Been pretty tired for the past one week, and this week too (although the week has only just started). And of course, plus the added politics now, its tiring me even more. Haiz, have I already got tired of working already? Now it seems that I'm losing the steam and passion I had when I started working. Now everyday I go to work, just hoping for it to end. I'm not enjoying what I am doing. And I start asking myself, is this my ideal job? Is this what I want to do?

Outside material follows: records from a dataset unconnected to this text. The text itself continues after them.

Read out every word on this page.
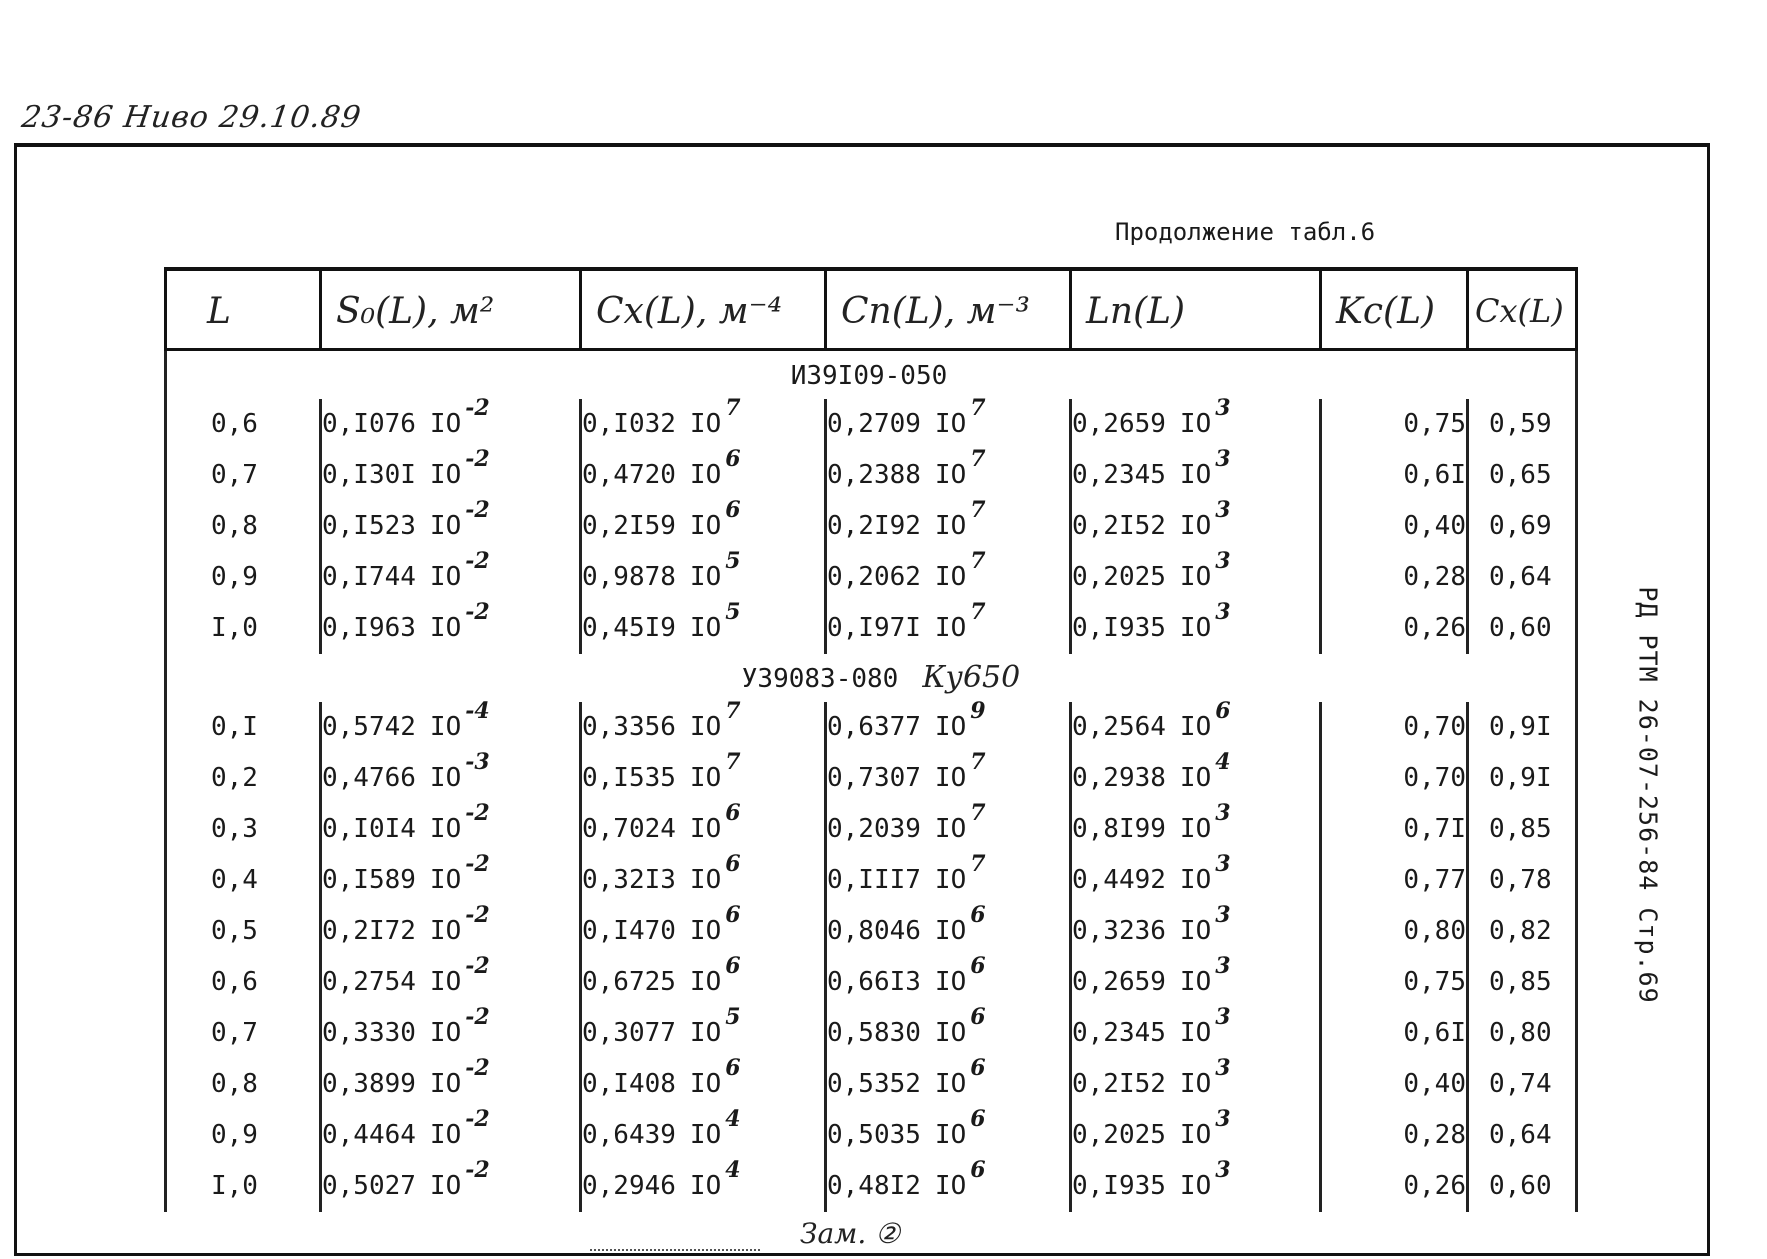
23-86 Ниво 29.10.89
Продолжение табл.6
L	S₀(L), м²	Cx(L), м⁻⁴	Cп(L), м⁻³	Lп(L)	Kc(L)	Cx(L)
ИЗ9I09-050						
0,6	0,I076 $IO^{-2}$	0,I032 $IO^7$	0,2709 $IO^7$	0,2659 $IO^3$	0,75	0,59
0,7	0,I30I $IO^{-2}$	0,4720 $IO^6$	0,2388 $IO^7$	0,2345 $IO^3$	0,6I	0,65
0,8	0,I523 $IO^{-2}$	0,2I59 $IO^6$	0,2I92 $IO^7$	0,2I52 $IO^3$	0,40	0,69
0,9	0,I744 $IO^{-2}$	0,9878 $IO^5$	0,2062 $IO^7$	0,2025 $IO^3$	0,28	0,64
I,0	0,I963 $IO^{-2}$	0,45I9 $IO^5$	0,I97I $IO^7$	0,I935 $IO^3$	0,26	0,60
У39083-080 Ку650						
0,I	0,5742 $IO^{-4}$	0,3356 $IO^7$	0,6377 $IO^9$	0,2564 $IO^6$	0,70	0,9I
0,2	0,4766 $IO^{-3}$	0,I535 $IO^7$	0,7307 $IO^7$	0,2938 $IO^4$	0,70	0,9I
0,3	0,I0I4 $IO^{-2}$	0,7024 $IO^6$	0,2039 $IO^7$	0,8I99 $IO^3$	0,7I	0,85
0,4	0,I589 $IO^{-2}$	0,32I3 $IO^6$	0,III7 $IO^7$	0,4492 $IO^3$	0,77	0,78
0,5	0,2I72 $IO^{-2}$	0,I470 $IO^6$	0,8046 $IO^6$	0,3236 $IO^3$	0,80	0,82
0,6	0,2754 $IO^{-2}$	0,6725 $IO^6$	0,66I3 $IO^6$	0,2659 $IO^3$	0,75	0,85
0,7	0,3330 $IO^{-2}$	0,3077 $IO^5$	0,5830 $IO^6$	0,2345 $IO^3$	0,6I	0,80
0,8	0,3899 $IO^{-2}$	0,I408 $IO^6$	0,5352 $IO^6$	0,2I52 $IO^3$	0,40	0,74
0,9	0,4464 $IO^{-2}$	0,6439 $IO^4$	0,5035 $IO^6$	0,2025 $IO^3$	0,28	0,64
I,0	0,5027 $IO^{-2}$	0,2946 $IO^4$	0,48I2 $IO^6$	0,I935 $IO^3$	0,26	0,60
РД РТМ 26-07-256-84 Стр.69
Зам. ②
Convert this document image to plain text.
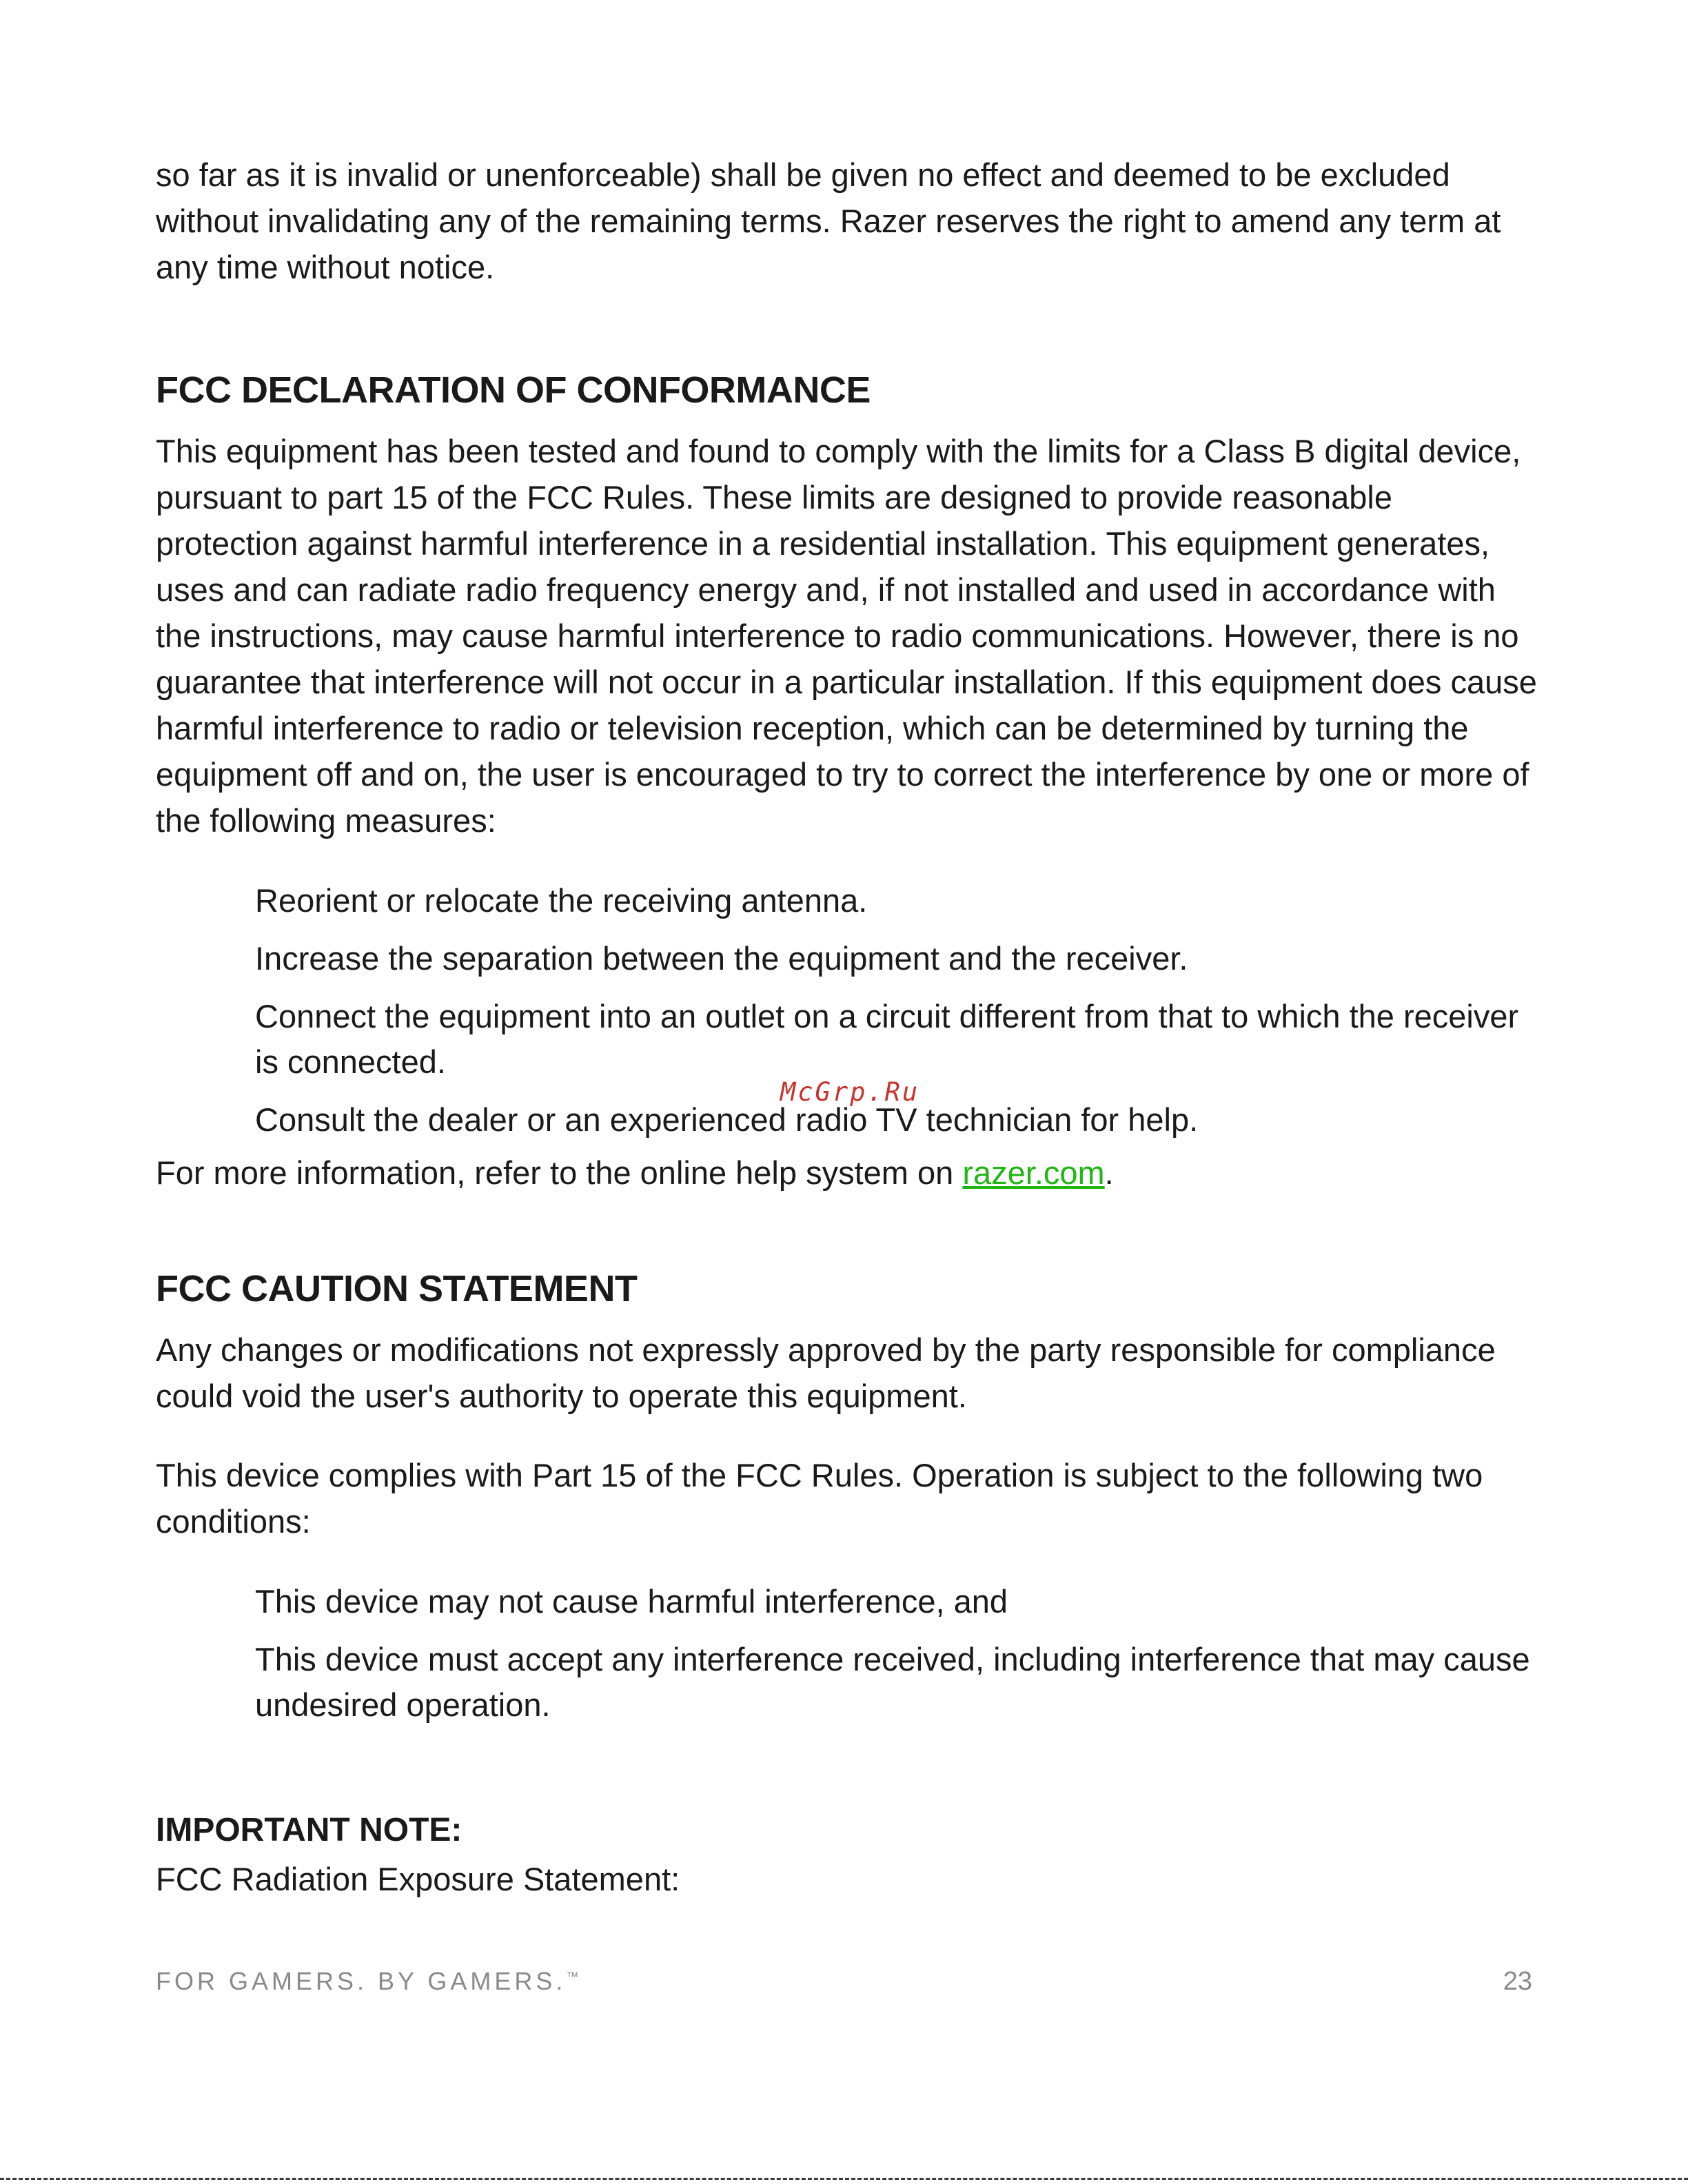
so far as it is invalid or unenforceable) shall be given no effect and deemed to be excluded without invalidating any of the remaining terms. Razer reserves the right to amend any term at any time without notice.

FCC DECLARATION OF CONFORMANCE

This equipment has been tested and found to comply with the limits for a Class B digital device, pursuant to part 15 of the FCC Rules. These limits are designed to provide reasonable protection against harmful interference in a residential installation. This equipment generates, uses and can radiate radio frequency energy and, if not installed and used in accordance with the instructions, may cause harmful interference to radio communications. However, there is no guarantee that interference will not occur in a particular installation. If this equipment does cause harmful interference to radio or television reception, which can be determined by turning the equipment off and on, the user is encouraged to try to correct the interference by one or more of the following measures:

Reorient or relocate the receiving antenna.
Increase the separation between the equipment and the receiver.
Connect the equipment into an outlet on a circuit different from that to which the receiver is connected.
Consult the dealer or an experienced radio TV technician for help.

For more information, refer to the online help system on razer.com.

FCC CAUTION STATEMENT

Any changes or modifications not expressly approved by the party responsible for compliance could void the user's authority to operate this equipment.

This device complies with Part 15 of the FCC Rules. Operation is subject to the following two conditions:

This device may not cause harmful interference, and
This device must accept any interference received, including interference that may cause undesired operation.

IMPORTANT NOTE:

FCC Radiation Exposure Statement:

McGrp.Ru
FOR GAMERS. BY GAMERS.™	23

Of course most of the people in office are nice, and I get along pretty well with most of them. But I'm just tired of what I am doing, and it seems that the work I do is not getting recognised, and I don't see the light at the end of the tunnel. I mean at the rate its going, I'll probably still be a small analyst, it seems that I won't be able to progress anywhere. So I guess sub-consciously my mind has realised this, and because of this, it is not as willing to put in the effort to do its best for my job. Haiz, I don't know... For now, I'll just how far this will take me. I'm just 2 1/2 weeks away from the end of my contract, although Molly did ask me if I'm interested to extend my contract, but still nothing has been confirmed till now, neither has anyone else approached me to discuss my future in the company. So I'm keeping myself upbeat of the entire situation. I mean in the worst case, I'll just leave the company in December, and look for another job. Well, I'm taking one step at a time now, trying not to think too much. Some people have told me that a bank job really don't quite fit into my character. As in its too 'business-y' for me. Some suggest that I should be looking for a job that is more creative, like advertising, tourism, events etc. I don't know... Haiz, let me think about it. I don't even know what my future holds for me. Or what I really want to be. Right now, I just hope to quickly find back that fire and passion I have for working as when I just started. I think that will help keep me going on. Well at least for now.